The Navchowki features some of the most magnificent and delicate marble stone cutting work of the temple. Each of the nine ceilings here seems to exceed the others in beauty and grace. The Gudh mandap features a black marble idol of the 22nd Jain Tirthankara Neminath. The Kirthi Stambha is a big black stone pillar that stands on the left side of the temple. The pillar was constructed by Maharana Kumbha of Mewar. The remaining three temples of Dilwara are smaller but just as elegant as the other two.

Pittalhar Temple : – This temple was build by Bhima Shah, a minister of Sultan Begada of Ahmedabd.
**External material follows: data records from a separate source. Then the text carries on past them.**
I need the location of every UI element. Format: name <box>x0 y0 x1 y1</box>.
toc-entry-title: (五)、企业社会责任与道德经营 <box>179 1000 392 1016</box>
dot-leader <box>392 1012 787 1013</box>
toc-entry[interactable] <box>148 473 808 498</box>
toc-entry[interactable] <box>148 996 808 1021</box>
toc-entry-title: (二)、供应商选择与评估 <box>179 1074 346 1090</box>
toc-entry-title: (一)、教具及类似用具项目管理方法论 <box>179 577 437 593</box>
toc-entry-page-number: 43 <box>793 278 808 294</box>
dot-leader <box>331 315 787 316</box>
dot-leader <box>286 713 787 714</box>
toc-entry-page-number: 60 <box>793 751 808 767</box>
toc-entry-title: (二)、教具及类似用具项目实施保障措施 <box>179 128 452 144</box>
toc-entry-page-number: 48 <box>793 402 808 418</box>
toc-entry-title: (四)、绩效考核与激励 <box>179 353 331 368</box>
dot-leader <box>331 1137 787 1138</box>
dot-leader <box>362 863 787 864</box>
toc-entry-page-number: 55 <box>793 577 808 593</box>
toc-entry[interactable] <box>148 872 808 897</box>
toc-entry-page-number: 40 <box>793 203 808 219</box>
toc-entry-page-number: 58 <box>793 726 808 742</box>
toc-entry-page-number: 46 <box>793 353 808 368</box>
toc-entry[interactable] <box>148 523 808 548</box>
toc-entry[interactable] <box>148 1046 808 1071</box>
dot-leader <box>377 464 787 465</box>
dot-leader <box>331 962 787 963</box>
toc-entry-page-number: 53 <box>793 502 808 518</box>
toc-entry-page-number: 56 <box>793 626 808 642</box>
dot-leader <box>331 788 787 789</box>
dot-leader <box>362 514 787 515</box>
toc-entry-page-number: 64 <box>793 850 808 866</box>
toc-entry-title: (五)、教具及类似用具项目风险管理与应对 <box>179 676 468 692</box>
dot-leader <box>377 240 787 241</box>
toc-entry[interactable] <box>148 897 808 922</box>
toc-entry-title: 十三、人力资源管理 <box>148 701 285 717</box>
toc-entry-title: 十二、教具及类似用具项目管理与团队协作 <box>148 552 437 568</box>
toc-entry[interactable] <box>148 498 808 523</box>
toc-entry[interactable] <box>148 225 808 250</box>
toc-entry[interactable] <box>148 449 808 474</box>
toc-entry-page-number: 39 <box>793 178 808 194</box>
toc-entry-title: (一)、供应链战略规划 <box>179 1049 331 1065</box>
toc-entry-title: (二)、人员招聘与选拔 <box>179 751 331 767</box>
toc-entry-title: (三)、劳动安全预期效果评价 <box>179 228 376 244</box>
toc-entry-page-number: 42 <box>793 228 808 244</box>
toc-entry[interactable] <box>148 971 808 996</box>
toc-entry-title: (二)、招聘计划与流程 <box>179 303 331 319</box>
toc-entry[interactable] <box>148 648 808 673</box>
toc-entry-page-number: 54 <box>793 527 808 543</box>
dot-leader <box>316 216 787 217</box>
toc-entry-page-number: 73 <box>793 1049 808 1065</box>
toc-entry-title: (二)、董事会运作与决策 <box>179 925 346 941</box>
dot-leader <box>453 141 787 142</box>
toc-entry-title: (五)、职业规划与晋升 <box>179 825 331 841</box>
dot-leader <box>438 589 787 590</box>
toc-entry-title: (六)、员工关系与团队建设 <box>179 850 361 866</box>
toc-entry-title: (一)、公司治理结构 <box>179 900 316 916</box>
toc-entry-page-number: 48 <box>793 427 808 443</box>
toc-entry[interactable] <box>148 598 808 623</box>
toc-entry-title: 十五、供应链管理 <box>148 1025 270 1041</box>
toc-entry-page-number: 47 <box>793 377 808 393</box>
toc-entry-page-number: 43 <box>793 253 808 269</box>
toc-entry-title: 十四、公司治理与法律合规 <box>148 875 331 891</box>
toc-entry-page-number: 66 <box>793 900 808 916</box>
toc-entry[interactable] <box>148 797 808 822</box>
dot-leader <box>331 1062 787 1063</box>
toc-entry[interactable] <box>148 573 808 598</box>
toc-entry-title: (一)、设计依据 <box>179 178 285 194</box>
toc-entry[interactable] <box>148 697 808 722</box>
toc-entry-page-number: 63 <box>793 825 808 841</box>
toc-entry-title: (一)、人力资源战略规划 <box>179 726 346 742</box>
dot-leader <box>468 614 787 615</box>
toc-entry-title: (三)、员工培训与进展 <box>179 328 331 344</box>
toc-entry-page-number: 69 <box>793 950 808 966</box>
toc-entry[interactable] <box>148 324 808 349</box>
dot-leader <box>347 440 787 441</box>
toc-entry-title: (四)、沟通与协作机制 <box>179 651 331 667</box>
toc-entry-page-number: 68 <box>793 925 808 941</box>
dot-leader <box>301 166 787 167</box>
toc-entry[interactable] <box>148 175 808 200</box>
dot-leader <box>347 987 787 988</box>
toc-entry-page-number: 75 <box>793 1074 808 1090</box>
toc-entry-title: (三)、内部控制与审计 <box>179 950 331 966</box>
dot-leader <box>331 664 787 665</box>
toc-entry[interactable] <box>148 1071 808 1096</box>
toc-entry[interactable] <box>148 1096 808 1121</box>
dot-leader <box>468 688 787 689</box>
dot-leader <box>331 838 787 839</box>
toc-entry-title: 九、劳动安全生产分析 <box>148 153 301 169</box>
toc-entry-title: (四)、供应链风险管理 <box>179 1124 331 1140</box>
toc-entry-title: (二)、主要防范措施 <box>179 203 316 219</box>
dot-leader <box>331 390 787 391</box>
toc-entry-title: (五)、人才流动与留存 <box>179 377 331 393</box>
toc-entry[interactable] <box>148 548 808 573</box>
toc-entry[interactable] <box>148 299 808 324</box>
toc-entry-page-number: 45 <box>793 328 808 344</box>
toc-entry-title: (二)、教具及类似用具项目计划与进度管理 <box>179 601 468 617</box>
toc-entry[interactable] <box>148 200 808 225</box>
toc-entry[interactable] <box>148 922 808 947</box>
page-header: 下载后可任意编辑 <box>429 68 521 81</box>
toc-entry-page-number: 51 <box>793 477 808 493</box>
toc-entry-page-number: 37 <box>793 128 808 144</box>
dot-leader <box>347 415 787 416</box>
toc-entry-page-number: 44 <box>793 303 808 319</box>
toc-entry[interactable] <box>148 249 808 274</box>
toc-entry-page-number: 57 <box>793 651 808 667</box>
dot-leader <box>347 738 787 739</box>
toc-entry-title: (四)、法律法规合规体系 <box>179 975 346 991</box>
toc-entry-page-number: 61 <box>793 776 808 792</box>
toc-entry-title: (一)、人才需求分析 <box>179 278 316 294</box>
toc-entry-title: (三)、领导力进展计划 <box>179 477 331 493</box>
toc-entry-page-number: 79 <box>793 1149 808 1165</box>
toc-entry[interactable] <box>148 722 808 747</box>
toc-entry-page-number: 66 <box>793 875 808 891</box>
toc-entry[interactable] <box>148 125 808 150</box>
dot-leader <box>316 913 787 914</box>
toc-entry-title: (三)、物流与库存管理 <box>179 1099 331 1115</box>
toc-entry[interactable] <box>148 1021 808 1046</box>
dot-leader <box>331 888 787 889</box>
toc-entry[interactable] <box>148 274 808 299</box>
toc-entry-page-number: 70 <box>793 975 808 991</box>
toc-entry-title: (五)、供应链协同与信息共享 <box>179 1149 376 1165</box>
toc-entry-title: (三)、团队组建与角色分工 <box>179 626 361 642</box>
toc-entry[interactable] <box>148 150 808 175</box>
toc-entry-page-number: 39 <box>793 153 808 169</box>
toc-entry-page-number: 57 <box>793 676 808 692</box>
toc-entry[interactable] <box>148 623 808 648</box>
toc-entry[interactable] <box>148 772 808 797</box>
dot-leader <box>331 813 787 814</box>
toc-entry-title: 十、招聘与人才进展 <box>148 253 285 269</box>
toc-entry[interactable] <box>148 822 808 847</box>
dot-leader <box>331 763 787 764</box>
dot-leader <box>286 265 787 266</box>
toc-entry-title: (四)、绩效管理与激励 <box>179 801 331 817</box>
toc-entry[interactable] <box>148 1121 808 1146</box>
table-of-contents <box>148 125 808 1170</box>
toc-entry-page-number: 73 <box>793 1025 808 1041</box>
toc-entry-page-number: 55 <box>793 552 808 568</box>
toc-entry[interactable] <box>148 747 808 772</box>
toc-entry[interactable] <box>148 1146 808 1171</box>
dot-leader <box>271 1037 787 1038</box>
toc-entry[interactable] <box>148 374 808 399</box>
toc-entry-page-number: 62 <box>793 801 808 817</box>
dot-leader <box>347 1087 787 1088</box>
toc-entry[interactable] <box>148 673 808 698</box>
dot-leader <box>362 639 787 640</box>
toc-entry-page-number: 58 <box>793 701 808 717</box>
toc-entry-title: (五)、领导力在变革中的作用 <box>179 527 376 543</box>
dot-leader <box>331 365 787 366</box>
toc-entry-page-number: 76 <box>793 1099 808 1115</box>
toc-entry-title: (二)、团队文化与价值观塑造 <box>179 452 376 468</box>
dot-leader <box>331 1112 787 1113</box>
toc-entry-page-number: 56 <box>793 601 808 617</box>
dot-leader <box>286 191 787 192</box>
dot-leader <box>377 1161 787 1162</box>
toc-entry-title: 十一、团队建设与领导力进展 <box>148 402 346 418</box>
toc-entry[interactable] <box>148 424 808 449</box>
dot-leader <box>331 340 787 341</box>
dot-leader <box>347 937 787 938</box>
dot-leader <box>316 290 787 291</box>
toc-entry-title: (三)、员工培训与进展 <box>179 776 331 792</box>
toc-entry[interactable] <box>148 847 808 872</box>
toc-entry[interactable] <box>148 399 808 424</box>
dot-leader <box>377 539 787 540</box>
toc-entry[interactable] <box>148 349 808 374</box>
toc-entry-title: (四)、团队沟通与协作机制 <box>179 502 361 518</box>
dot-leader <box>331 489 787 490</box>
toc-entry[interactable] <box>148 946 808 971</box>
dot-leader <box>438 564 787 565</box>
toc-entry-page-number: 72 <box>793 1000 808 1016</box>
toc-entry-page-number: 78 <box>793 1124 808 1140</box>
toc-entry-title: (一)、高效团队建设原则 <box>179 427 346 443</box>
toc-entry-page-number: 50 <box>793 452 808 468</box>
A massive metal statue of Rishab Dev (Adinath), cast in five metals is installed in the temple. The main metal used in this statue is ‘Pital’ (brass), hence the name ‘Pittalhar’. The Shrine consists of a main Garbhagraha, Gudh mandap and Navchowki.

Parshavanath Temple : – This temple, dedicated to Lord Parshavnath was built by Mandlik and his family in 1458-59 A.D. It consists of a three storied building, the tallest of all the shrines at Dilwara. On all the four faces of the sanctum on the ground floor are four big mandaps. The outer walls of the sanctum comprise of beautiful sculptures in gray sandstone, depicting Dikpals, Vidhyadevis, Yakshinis, Shalabhanjikas and other decorative sculptures comparable to the ones in Khajuraho and Konark.

Mahaveer Swami Temple : – This is a small structure constructed in 1582 A.D. and dedicated to the 24th Jain Tirthankara, Lord Mahaveer. There are pictures on the upper walls of the porch painted in 1764 A.D. by the artists of Sirohi.